Rejet d'une requête en excès de pouvoir par le Tribunal Administratif de Toulon. Mme B... demandait l'annulation d'une décision de la CAF du Var relative au RSA et à l'allocation logement. La requête a été rejetée comme manifestement irrecevable, faute pour la requérante d'avoir produit la décision attaquée, malgré une demande de régularisation.

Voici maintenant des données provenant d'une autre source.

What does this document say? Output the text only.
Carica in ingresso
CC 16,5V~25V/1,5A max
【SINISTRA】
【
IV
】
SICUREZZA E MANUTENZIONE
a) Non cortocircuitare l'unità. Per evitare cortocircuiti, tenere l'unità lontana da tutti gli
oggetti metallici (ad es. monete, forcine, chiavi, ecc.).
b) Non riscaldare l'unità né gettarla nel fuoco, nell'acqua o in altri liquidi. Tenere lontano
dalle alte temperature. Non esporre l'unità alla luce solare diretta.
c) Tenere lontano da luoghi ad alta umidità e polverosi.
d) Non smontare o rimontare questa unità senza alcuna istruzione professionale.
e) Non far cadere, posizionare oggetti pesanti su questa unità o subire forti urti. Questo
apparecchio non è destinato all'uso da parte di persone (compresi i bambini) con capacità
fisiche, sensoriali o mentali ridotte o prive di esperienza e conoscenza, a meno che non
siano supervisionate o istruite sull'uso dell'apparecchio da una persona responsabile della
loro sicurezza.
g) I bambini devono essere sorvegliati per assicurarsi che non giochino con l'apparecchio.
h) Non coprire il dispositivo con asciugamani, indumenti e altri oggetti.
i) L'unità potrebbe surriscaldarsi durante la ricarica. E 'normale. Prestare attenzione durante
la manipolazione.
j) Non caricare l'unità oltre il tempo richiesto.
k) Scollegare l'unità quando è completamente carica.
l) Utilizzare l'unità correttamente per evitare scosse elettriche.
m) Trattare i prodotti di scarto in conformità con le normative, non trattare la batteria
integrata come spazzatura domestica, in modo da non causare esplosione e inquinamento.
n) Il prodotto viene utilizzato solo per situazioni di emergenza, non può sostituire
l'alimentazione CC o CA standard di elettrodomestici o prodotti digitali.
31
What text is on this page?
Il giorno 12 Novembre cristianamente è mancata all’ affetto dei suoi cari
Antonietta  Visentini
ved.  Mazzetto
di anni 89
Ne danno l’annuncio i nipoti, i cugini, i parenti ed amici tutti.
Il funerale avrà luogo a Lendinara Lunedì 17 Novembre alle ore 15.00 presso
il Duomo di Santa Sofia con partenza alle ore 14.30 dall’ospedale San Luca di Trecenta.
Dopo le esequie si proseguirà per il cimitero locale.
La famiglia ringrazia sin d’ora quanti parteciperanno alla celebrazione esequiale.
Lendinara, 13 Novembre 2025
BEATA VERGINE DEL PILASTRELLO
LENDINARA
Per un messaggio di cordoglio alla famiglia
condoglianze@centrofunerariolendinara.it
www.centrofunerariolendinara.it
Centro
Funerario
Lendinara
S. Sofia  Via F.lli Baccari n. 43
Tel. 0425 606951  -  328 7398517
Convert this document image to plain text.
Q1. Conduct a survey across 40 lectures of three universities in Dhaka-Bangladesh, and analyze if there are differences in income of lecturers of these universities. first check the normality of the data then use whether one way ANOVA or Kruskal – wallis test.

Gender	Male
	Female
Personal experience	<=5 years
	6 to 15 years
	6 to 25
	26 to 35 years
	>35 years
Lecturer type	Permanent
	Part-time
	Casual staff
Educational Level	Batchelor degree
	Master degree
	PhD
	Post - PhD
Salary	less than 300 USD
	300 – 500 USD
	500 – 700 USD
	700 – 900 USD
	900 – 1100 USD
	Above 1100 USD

Le tribunal s'est fondé sur les articles R. 222-1, 4° et R. 412-1 du code de justice administrative.
Texte intégral
Le président de la 1ère chambre,Vu la procédure suivante :
Par une requête, enregistrée le 26 septembre 2025, Mme A... B... demande au tribunal d’annuler une décision de la caisse d’allocations familiales du Var relative au revenu de solidarité active et à l’allocation logement.
Vu les autres pièces du dossier.
Vu le code de justice administrative.
Considérant ce qui suit :
1. Aux termes de l’article R. 222-1 du code de justice administrative : « (…) Les présidents de formation de jugement des tribunaux (…) peuvent, par ordonnance : (…) 4° Rejeter les requêtes manifestement irrecevables, lorsque la juridiction n’est pas tenue d’inviter leur auteur à les régulariser ou qu’elles n’ont pas été régularisées à l’expiration du délai imparti par une demande en ce sens ».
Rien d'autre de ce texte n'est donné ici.